The current vaccine debate between Hochul and Kennedy centers around disagreements about who is corrupt in the federal health sector. Critics say Kennedy is fueling politically motivated policies that undermine science. Kennedy says the Washington health establishment has become a corrupted force more concerned about lining their pockets with profits from questionable alliances with the pharmaceutical industry than incentivizing positive health outcomes, which he says has led to potentially harmful vaccines being authorized for public use, and to the surge in chronic disease over the last few decades.
Since becoming the head of the HHS, critics have accused Kennedy of threatening or denying people access to COVID vaccines. The HHS chief says vaccines are still available to anyone who wants them, arguing he has only scaled back federal recommendations and mandates pushing people to be vaccinated.
In May, the FDA announced it would no longer place the COVID vaccine on the CDC’s recommended immunization schedule for healthy children and pregnant women. The choice should be made on an individual basis between patients and their doctors, said FDA Commissioner Marty Makary.
While insurers and leading national medical groups usually base their policies on recommendations from the CDC, the FDA authorization does not prohibit insurance companies from covering COVID vaccines outside of the recommended categories.
Last month, as the FDA issued recommendations for COVID-19 vaccine doses for the fall and winter season, the agency said younger people who are healthy are not advised to be inoculated. COVID-19 vaccinations were endorsed for younger demographics only if they had at least one underlying medical condition that puts them at higher risk for hospitalization or death.
In addition to the FDA’s vaccine recommendations, the Trump administration’s move to fire CDC director Susan Monarez in late August has also made Kennedy the object of intense criticism. The controversy stems from Monarez’s accusations that she was forced out of the CDC because she “refused to rubber-stamp unscientific, reckless directives” centered around vaccine policy, and allegations Kennedy is using the HHS to “weaponiz[e] public health for political gain.”
Monarez alleged Kennedy demanded she preapprove the CDC’s ACIP’s vaccine recommendations ahead of the panel’s September meeting. Monarez said she hesitated to do so because she doesn’t trust the panel’s new roster. saying she refused to do so because she is skeptical of the panel. Kennedy removed all 17 ACIP members in June due to accusations that the CDC panel had become riddled with corruption and served as a “rubber stamp” for big-pharmaceutical corporations. Kennedy replaced them with individuals he said were “committed to evidence-based medicine… [and] demanding definitive safety and efficacy data before making any new vaccine recommendations.”
When grilled on Monarez’s removal from the CDC during a Senate hearing Thursday, Kennedy said he asked her to resign because she told him she was not “trustworthy.”

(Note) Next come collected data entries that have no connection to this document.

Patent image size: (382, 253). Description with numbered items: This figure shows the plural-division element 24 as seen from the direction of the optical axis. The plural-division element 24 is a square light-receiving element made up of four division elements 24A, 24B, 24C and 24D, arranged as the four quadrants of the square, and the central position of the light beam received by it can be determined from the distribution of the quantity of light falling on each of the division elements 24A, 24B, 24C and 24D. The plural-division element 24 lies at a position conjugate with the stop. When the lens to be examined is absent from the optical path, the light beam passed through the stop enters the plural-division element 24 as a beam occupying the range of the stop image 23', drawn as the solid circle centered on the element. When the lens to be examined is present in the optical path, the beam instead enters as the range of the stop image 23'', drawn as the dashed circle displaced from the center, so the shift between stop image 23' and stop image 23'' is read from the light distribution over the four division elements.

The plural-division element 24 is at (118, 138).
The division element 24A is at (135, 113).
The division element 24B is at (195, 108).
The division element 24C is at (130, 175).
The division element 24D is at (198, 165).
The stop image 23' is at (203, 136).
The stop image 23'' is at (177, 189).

“I asked her, ‘Are you a trustworthy person?’ and she said ‘No,’” Kennedy said. “If she wrote that I fired her because she refused to sign on in advance for the ACIP committee, no, that’s not accurate,” Kennedy said, adding he asked her for “clarification” about a statement he says she made related to plans not to sign on to the panel’s recommendations.
“I told her I didn’t want her to have a rule that she’s not going to sign on to it,” he said.

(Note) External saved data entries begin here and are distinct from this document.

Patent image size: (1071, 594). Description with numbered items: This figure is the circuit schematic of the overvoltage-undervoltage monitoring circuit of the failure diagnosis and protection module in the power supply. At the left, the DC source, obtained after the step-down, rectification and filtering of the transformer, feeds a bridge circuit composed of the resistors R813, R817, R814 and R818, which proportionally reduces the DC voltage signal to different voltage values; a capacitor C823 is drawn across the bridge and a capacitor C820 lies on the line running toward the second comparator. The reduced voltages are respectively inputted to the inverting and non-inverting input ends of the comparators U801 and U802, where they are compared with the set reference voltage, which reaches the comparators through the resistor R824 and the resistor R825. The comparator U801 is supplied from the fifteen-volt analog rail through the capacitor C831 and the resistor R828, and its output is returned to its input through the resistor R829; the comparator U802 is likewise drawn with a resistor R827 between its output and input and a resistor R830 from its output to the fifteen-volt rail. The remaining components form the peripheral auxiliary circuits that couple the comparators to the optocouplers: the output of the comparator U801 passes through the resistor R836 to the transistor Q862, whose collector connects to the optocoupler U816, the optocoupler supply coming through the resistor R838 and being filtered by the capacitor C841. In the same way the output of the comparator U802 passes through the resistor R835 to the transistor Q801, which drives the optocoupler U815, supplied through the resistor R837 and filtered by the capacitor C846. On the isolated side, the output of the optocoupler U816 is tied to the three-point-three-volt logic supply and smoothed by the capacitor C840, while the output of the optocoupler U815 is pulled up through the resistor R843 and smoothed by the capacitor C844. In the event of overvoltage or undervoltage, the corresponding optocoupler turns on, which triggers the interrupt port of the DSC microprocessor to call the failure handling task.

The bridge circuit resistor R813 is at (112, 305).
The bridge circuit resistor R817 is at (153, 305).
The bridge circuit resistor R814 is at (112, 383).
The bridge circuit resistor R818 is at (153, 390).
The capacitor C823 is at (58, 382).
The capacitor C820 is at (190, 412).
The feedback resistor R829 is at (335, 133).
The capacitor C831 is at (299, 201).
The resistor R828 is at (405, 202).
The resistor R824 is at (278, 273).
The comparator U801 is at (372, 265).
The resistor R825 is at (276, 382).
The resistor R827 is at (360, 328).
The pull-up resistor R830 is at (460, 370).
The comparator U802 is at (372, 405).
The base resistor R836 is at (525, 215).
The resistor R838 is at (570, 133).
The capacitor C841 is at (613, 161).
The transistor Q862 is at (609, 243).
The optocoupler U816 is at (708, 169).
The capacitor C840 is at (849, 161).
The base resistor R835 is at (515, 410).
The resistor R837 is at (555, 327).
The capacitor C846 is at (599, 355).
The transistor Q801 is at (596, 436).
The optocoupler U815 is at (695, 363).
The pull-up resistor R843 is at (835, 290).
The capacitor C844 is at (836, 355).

LIBERAL STATES TEAM UP TO COUNTER KENNEDY ON VACCINES AND PUBLIC HEALTH
President Donald Trump has continued to stand by Kennedy as the HHS chief faces growing backlash from the Washington establishment.

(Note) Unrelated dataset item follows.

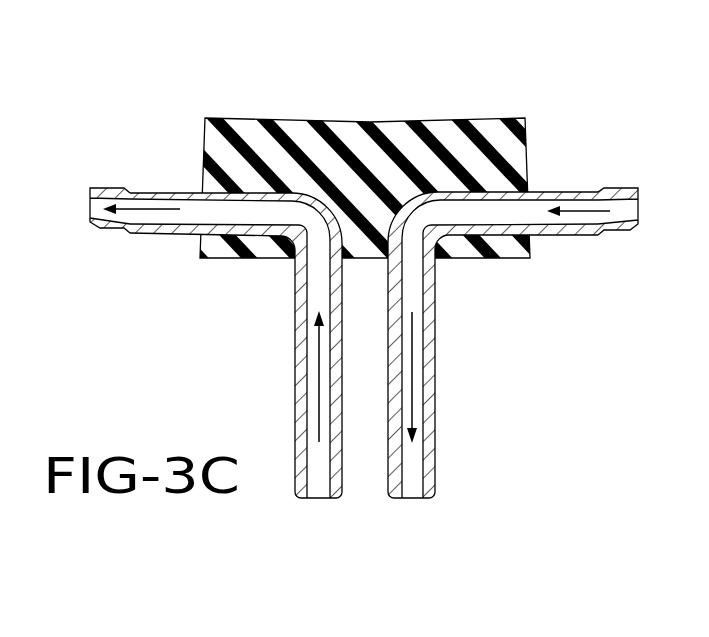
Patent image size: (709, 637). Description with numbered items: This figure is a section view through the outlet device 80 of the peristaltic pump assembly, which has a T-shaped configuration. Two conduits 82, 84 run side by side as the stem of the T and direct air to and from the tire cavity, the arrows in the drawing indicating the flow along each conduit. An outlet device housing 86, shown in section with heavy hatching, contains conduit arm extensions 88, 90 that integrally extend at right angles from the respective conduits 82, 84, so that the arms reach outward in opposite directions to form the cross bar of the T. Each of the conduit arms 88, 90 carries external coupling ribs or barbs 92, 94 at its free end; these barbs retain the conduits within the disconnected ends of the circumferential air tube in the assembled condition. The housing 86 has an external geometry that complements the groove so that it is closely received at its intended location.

“He means very well. And he’s got some little different ideas. I guarantee a lot of the people at this table like RFK Jr., and I do, but he’s got a different take, and we want to listen to all of those takes,” the president told reporters Thursday. “It’s not your standard talk. I would say that, and that has to do with medical and vaccines. But if you look at what’s going on in the world with health and look at this country also with regard to health, I like the fact that he’s different.”